AstraZeneca faces lawsuits over Seroquel
AstraZeneca sales over $5 billion a year worldwide from its drug Seroquel alone. Recently it has come to the attention of the public of the astronomical lawsuit defense costs as a result of failing to adequately warn about the serious side effects the drug carries. At the present, these are only allegations. The decision is now left up to the courts to decide is this is true. The costs have exceeded the extent of the liability insurance coverage for defense costs against the medication.

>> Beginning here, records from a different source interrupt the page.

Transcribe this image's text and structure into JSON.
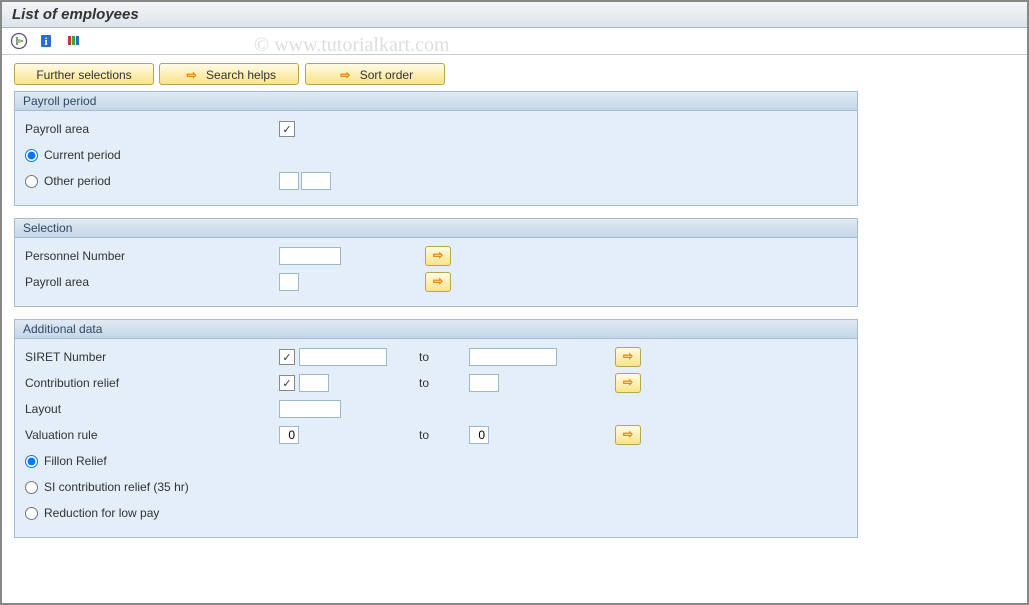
{
  "title": "List of employees",
  "watermark": "© www.tutorialkart.com",
  "buttons": {
    "further_selections": "Further selections",
    "search_helps": "Search helps",
    "sort_order": "Sort order"
  },
  "groups": {
    "payroll_period": {
      "title": "Payroll period",
      "payroll_area_label": "Payroll area",
      "payroll_area_checked": "✓",
      "current_period_label": "Current period",
      "other_period_label": "Other period",
      "other_period_val1": "",
      "other_period_val2": ""
    },
    "selection": {
      "title": "Selection",
      "personnel_number_label": "Personnel Number",
      "personnel_number_value": "",
      "payroll_area_label": "Payroll area",
      "payroll_area_value": ""
    },
    "additional": {
      "title": "Additional data",
      "siret_label": "SIRET Number",
      "siret_checked": "✓",
      "siret_from": "",
      "to_label": "to",
      "siret_to": "",
      "contrib_label": "Contribution relief",
      "contrib_checked": "✓",
      "contrib_from": "",
      "contrib_to": "",
      "layout_label": "Layout",
      "layout_value": "",
      "valuation_label": "Valuation rule",
      "valuation_from": "0",
      "valuation_to": "0",
      "fillon_label": "Fillon Relief",
      "si35_label": "SI contribution relief (35 hr)",
      "lowpay_label": "Reduction for low pay"
    }
  },
  "arrow_glyph": "⇨"
}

Seroquel XR is AstraZeneca’s top-selling bipolar disorder treatment drug. There are over 10,000 lawsuits pending against the company related to the drug and its side effects. These include diabetes, pancreatitis, tardive dyskinesia, and death. Tardive dyskinesia is a serious adverse effect of any type of medication used to treat mental illness. It is a movement disorder that includes lip smacking, grimacing, repetitive chewing, pursing and puckering of the lips, tongue protrusion, rapid eye movements and blinking, and impaired finger movements. The longer a medication that causes this movement disorder is taken, the worse it becomes. To make matters worse, tardive dyskinesia is not reversible.
AstraZeneca’s lawsuits over Seroquel relate to the reasons Seroquel is given. Seroquel is given twice a day for schizophrenia and is sometimes given for bipolar disease. Bipolar disease is also known a manic-depressive disorder. Seroquel is considered an atypical antipsychotic.

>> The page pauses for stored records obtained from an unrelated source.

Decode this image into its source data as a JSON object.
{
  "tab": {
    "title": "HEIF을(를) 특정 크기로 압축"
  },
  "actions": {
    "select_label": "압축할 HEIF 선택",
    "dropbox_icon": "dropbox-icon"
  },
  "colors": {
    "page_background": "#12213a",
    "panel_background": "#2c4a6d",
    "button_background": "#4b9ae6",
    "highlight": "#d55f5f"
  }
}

While AstraZeneca is dealing with more than 10,000 lawsuits over its top-selling drug Seroquel, the FDA has approved the release of Seroquel XR, an extended release form of the drug. It has been approved for the treatment of bipolar disease. It will be used along with the drugs lithium and depakote as a maintenance treatment for bipolar disorder.

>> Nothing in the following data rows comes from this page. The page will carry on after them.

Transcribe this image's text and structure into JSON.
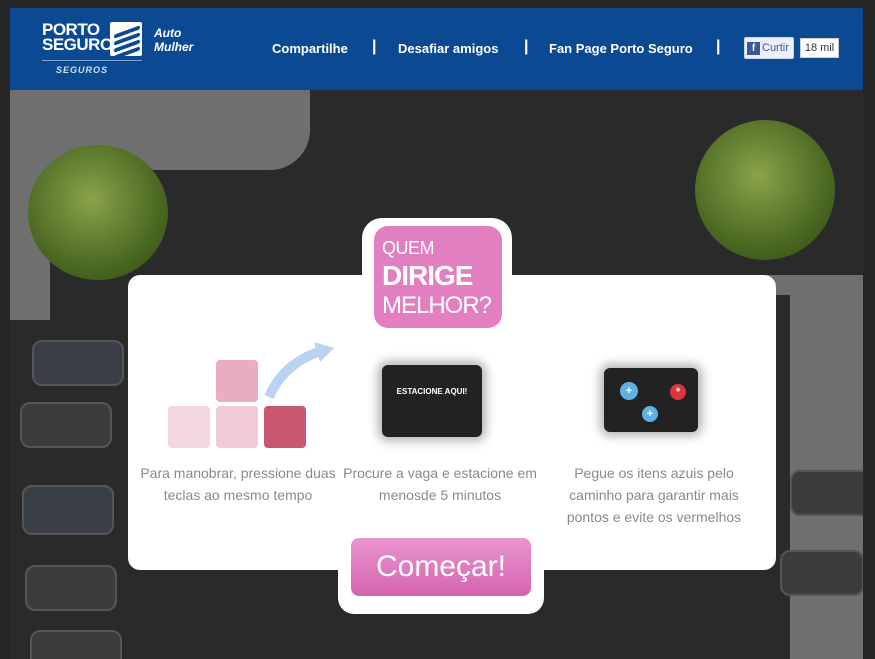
{
  "header": {
    "brand_line1": "PORTO",
    "brand_line2": "SEGURO",
    "brand_sub": "SEGUROS",
    "product_line1": "Auto",
    "product_line2": "Mulher",
    "nav": [
      "Compartilhe",
      "Desafiar amigos",
      "Fan Page Porto Seguro"
    ],
    "like_label": "Curtir",
    "like_count": "18 mil"
  },
  "badge": {
    "line1": "QUEM",
    "line2": "DIRIGE",
    "line3": "MELHOR?"
  },
  "steps": [
    {
      "icon": "arrow-keys-icon",
      "text": "Para manobrar, pressione duas teclas ao mesmo tempo"
    },
    {
      "icon": "parking-sign-icon",
      "sign_label": "ESTACIONE AQUI!",
      "text": "Procure a vaga e estacione em menosde 5 minutos"
    },
    {
      "icon": "items-icon",
      "text": "Pegue os itens azuis pelo caminho para garantir mais pontos e evite os vermelhos"
    }
  ],
  "start_button": "Começar!",
  "colors": {
    "header_bg": "#0b4a93",
    "accent_pink": "#e27fc0",
    "text_gray": "#8a8a8a"
  }
}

Among the lawsuits for the side effects of Seroquel, AstraZeneca has also been accused of giving the drug for off-label uses. This is currently being investigated, but according to some experts, this has occurred as much as 70% of all Seroquel prescriptions. Off-label uses mean that Seroquel was used beyond what the FDA has approved as safe and beneficial for consumer.
Did AstraZeneca place the making of money as priority over the safety and health of the people who were taking the drug? Is it possible that AstraZeneca minimized the risks of the Seroquel? The first two cases set for trial in this matter were dismissed because plaintiffs failed to establish proof of the connection between the drug and diabetes under Florida law. However, the first trial for a Seroquel lawsuit has been scheduled to begin in October 2009 in the state of Missouri. Other lawsuits are pending at this time.